Böyle bir duruma isyan edenleri susturmak değil, bu işlerin kökenine inip, fakirin fukaranın, gurabanın ihtiyaçlarını gidermek gerek. Komşusu aç iken tok yatan bizden değildir diyen bir kültüre rağmen gördüklerimiz, lider diye inandıklarımız….
Bıçak kemiğe dayanmış. Korkunun ecele çaresi yok. Yüzbinler miting alanlarında… Kimse keyfinden veya yandaşlığından bayrak sallamıyor… Yiyecek ekmek bulamayanlar sokaklarda Pazar artıklarını karıştırıyorlar.
Utanmak gerek.
Önce bunca yıldır söyledikleri yalanlar ile halkı oyaladıkları ve çözüm bulamadıkları için… Sonra da böylesine zengin bir ülkenin kaynaklarını dış güçlere peşkeş çektikleri için…
Gidişat iyi değil. Bu millet patlama noktasında…
Eğer göremiyorlar ve bilemiyorlarsa yazıklar olsun…
Sonuçlar açıkçası düz bir vatandaş olarak beni korkutuyor. Her gün market raflarından eksilen bir ürün, üzerindeki fiyat etiketlerinin değiştirildiği mamuller beni korkutuyor.
En büyük paramız iki yüz lira ile bir tas çorbayı ancak içiyorsunuz. Hiçbir dönemde Türk parası bu kadar hızlı değer kaybetmemişti…

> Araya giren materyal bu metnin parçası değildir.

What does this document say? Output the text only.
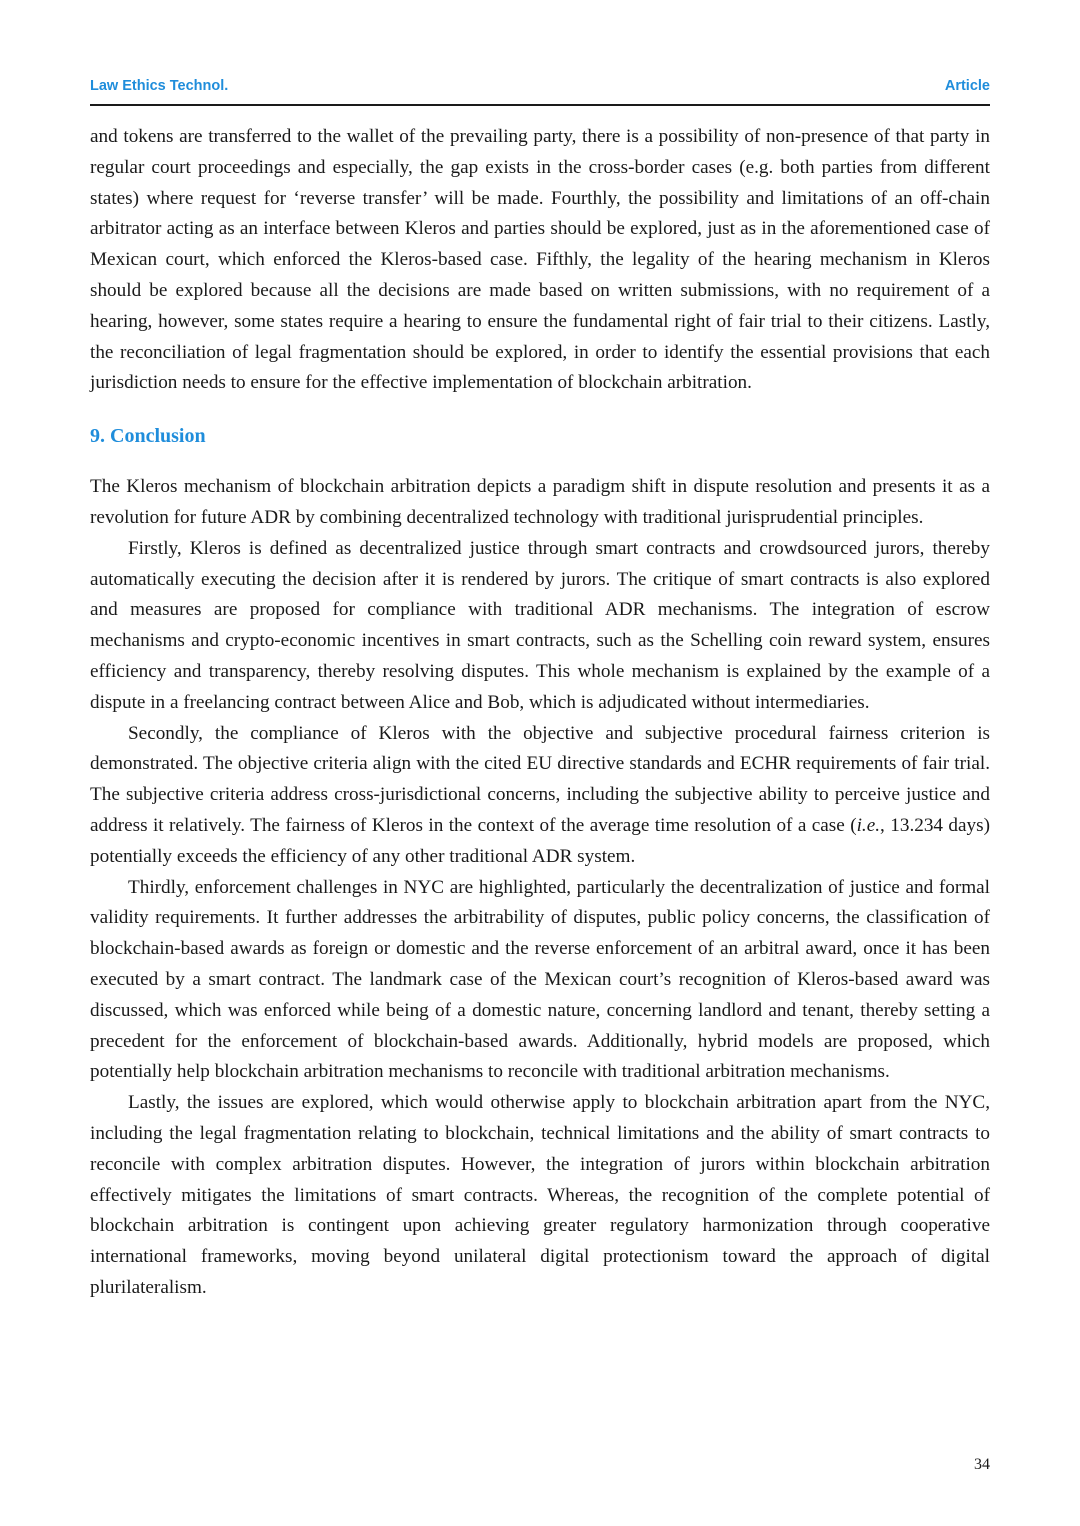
Law Ethics Technol.	Article

and tokens are transferred to the wallet of the prevailing party, there is a possibility of non-presence of that party in regular court proceedings and especially, the gap exists in the cross-border cases (e.g. both parties from different states) where request for ‘reverse transfer’ will be made. Fourthly, the possibility and limitations of an off-chain arbitrator acting as an interface between Kleros and parties should be explored, just as in the aforementioned case of Mexican court, which enforced the Kleros-based case. Fifthly, the legality of the hearing mechanism in Kleros should be explored because all the decisions are made based on written submissions, with no requirement of a hearing, however, some states require a hearing to ensure the fundamental right of fair trial to their citizens. Lastly, the reconciliation of legal fragmentation should be explored, in order to identify the essential provisions that each jurisdiction needs to ensure for the effective implementation of blockchain arbitration.

9. Conclusion

The Kleros mechanism of blockchain arbitration depicts a paradigm shift in dispute resolution and presents it as a revolution for future ADR by combining decentralized technology with traditional jurisprudential principles.

Firstly, Kleros is defined as decentralized justice through smart contracts and crowdsourced jurors, thereby automatically executing the decision after it is rendered by jurors. The critique of smart contracts is also explored and measures are proposed for compliance with traditional ADR mechanisms. The integration of escrow mechanisms and crypto-economic incentives in smart contracts, such as the Schelling coin reward system, ensures efficiency and transparency, thereby resolving disputes. This whole mechanism is explained by the example of a dispute in a freelancing contract between Alice and Bob, which is adjudicated without intermediaries.

Secondly, the compliance of Kleros with the objective and subjective procedural fairness criterion is demonstrated. The objective criteria align with the cited EU directive standards and ECHR requirements of fair trial. The subjective criteria address cross-jurisdictional concerns, including the subjective ability to perceive justice and address it relatively. The fairness of Kleros in the context of the average time resolution of a case (i.e., 13.234 days) potentially exceeds the efficiency of any other traditional ADR system.

Thirdly, enforcement challenges in NYC are highlighted, particularly the decentralization of justice and formal validity requirements. It further addresses the arbitrability of disputes, public policy concerns, the classification of blockchain-based awards as foreign or domestic and the reverse enforcement of an arbitral award, once it has been executed by a smart contract. The landmark case of the Mexican court’s recognition of Kleros-based award was discussed, which was enforced while being of a domestic nature, concerning landlord and tenant, thereby setting a precedent for the enforcement of blockchain-based awards. Additionally, hybrid models are proposed, which potentially help blockchain arbitration mechanisms to reconcile with traditional arbitration mechanisms.

Lastly, the issues are explored, which would otherwise apply to blockchain arbitration apart from the NYC, including the legal fragmentation relating to blockchain, technical limitations and the ability of smart contracts to reconcile with complex arbitration disputes. However, the integration of jurors within blockchain arbitration effectively mitigates the limitations of smart contracts. Whereas, the recognition of the complete potential of blockchain arbitration is contingent upon achieving greater regulatory harmonization through cooperative international frameworks, moving beyond unilateral digital protectionism toward the approach of digital plurilateralism.

34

Bir yerde kocaman bir anafor var… Önüne ne gelirse yalayıp yutuyor… Kömür var diye istimlak edilen yerlerden kömür çıkmıyor. Petrol var dedikleri yerlerden bugüne kadar bir varil petrol bulunmamış, bulunduysa da bize değmemiş.
Belediyeler iktidar belediyesi, muhalefet belediyesi diye ikiye ayrılmış, zayıflatılmış… Merde namerde muhtaç edilmiş…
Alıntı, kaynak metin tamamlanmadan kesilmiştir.